New Insulin Resistance Test Method for Horses (AAEP 2011)

An obese horse is often—though not always—an insulin-resistant one, and detection methods for insulin resistance can be tricky to time, not to mention labor-intensive. François R. Bertin, DVM, a resident at the Purdue University College of Veterinary Medicine Teaching Hospital described a new testing technique that he has found useful for identifying insulin-resistant horses at the 2011 American Association of Equine Practitioners convention, held Nov. 18-22 in San Antonio, Texas.

The pancreas' beta-cells are responsible for secreting insulin to stimulate glucose uptake by glucose receptors. The glucose is moved into muscle cells where it is either used immediately or stored as glycogen for later access. An insulin-resistant (IR) horse has a decreased sensitivity to insulin (as a result, higher amounts of insulin are released than normal in response to ingestion of starch and/or sugar) along with a decreased maximal response to this hormone. High levels of circulating insulin in the bloodstream could put such a horse at risk for development of laminitis.

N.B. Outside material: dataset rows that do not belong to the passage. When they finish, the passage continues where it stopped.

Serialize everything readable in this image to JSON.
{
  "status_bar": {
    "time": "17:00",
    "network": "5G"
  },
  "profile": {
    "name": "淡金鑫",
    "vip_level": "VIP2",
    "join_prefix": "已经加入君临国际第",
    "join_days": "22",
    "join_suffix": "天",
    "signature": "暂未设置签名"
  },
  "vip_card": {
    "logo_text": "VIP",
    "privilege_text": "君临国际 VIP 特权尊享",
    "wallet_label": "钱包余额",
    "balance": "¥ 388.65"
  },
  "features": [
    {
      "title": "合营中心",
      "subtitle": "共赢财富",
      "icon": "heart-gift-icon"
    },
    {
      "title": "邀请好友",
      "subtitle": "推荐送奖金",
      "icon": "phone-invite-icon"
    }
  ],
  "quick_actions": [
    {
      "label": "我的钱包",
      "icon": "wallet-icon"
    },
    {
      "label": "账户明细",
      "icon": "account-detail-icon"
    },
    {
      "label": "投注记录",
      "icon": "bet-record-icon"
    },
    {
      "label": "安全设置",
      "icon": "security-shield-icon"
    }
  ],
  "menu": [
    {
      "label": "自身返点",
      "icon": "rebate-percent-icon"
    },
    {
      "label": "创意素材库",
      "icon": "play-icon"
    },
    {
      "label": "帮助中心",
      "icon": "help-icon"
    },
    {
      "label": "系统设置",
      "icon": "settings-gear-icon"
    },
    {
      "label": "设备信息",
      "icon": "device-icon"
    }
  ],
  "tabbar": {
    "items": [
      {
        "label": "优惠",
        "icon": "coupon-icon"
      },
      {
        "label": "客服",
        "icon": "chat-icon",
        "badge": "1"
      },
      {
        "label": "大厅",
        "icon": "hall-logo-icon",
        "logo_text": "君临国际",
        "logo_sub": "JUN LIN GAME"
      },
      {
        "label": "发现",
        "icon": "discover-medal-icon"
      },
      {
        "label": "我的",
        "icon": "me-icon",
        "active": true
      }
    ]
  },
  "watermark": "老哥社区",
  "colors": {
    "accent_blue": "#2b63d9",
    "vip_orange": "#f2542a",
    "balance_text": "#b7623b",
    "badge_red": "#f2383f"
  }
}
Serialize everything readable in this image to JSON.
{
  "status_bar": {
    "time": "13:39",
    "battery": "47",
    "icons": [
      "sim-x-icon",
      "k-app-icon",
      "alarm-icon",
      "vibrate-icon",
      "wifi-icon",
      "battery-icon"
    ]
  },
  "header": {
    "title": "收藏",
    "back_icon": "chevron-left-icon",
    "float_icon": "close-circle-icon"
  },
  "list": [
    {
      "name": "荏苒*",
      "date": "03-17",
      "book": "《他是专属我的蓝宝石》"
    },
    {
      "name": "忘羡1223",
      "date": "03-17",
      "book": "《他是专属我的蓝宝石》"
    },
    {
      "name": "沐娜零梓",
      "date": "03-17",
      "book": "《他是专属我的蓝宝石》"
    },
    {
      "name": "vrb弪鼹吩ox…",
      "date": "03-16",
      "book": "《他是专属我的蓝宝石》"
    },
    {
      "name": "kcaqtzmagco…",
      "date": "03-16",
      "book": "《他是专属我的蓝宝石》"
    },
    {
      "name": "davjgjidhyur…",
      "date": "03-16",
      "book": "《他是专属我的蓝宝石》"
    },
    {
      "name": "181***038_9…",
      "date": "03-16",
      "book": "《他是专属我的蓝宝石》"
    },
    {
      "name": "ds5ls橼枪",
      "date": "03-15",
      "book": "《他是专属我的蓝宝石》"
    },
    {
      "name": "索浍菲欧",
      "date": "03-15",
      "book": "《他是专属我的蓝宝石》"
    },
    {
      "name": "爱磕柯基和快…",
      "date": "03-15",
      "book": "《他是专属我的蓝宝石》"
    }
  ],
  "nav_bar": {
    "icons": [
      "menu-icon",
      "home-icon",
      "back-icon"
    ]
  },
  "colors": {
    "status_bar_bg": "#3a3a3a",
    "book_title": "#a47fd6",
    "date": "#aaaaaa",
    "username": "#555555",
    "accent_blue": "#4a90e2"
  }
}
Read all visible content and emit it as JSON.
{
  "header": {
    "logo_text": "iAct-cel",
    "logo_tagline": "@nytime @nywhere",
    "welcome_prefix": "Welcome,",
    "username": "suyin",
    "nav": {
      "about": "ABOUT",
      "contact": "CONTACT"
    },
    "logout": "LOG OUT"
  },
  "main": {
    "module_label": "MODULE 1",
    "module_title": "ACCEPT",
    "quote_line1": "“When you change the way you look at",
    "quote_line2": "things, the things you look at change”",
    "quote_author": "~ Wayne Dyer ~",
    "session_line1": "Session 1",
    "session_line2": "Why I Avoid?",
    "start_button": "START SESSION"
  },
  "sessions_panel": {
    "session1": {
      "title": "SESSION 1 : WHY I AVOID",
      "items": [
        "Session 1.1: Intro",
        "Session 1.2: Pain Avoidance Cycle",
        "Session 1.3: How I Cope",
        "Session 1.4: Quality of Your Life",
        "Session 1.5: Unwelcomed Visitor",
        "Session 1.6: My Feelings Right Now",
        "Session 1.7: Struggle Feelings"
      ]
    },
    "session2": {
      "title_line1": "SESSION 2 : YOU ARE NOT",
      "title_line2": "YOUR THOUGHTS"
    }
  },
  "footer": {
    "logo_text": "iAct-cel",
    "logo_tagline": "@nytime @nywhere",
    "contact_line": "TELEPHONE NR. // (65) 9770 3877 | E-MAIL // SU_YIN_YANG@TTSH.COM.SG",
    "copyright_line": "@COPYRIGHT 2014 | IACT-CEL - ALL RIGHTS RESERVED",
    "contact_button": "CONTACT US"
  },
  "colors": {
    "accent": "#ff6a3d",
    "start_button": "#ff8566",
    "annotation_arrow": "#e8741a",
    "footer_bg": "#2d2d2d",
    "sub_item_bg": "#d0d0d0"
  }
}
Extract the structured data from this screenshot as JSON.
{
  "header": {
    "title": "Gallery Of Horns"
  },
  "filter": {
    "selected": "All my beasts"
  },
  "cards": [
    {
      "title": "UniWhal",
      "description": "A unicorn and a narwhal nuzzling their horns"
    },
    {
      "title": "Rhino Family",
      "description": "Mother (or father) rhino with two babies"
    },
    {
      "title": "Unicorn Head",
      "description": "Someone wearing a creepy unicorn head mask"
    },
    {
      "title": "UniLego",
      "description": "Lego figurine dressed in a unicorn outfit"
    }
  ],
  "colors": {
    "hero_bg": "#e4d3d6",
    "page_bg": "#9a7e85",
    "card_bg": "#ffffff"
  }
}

The recommended insulin-response test requires a veterinarian to take several blood samples over four hours. Bertin described an alternative testing procedure able to produce information on suspect IR cases, especially those horses with equine metabolic syndrome (EMS). While a cresty neck and fat pads at the base of the tail can be signs of EMS and indicative of a probably IR case, he emphasized that a definitive test is necessary for an accurate IR diagnosis.

In a research trial Bertin tested 12 horses around 16 years of age with body condition scores ranging from 3-9 (5 being optimal). The horses were fed only free choice hay and water. After measuring the baseline blood glucose of each horse, insulin was administered and another blood sample was taken 30 minutes later. Glucose readings were obtained stall-side with a hand-held glucometer, much like one used by human diabetics. If signs of hypoglycemia (sweating, shaking, or lying down) were noted following insulin treatment, Bertin recommended that the horse be given a dose of intravenous dextrose.

The conventional IR test and the two-step test were performed on all 12 horses. Bertin explained that the results of the conventional test were used to confirm whether or not the horse was considered insulin-resistant. He then compared the results of two-step test with those of the conventional test to determine the former's accuracy.

He and his colleagues saw no significant differences between the insulin-resistant and insulin-sensitive horses at the baseline glucose measurement, or in body condition score. Most of the blood glucose decrease occurred within 30 minutes of insulin treatment. Bertin reported that a decrease in glucose levels by 50% or more before 30 minutes indicated that a horse was insulin-sensitive. With this test, all insulin-sensitive horses reached the 50% threshold of glucose drop within 30 minutes of insulin treatment. The IR horses, however, took longer than 30 minutes to reach this point.

Bertin concluded that this test correlated well with the conventional insulin-sensitivity test, it was repeatable, and he observed no adverse side effects. He noted, “This two-step insulin-response test had the same accuracy, sensitivity, and specificity as the complete conventional insulin-sensitivity test.” The equine practitioner now has a useful and reliable low-cost test to administer in the field to detect IR horses, he concluded.

Bertin also noted that it's important to remember that while overweight horses are more likely to be insulin resistant than their slimmer counterparts, "it is important to say that there are obese healthy horses and insulin-resistant slim horses."

Disclaimer: Seek the advice of a qualified veterinarian before proceeding with any diagnosis, treatment, or therapy.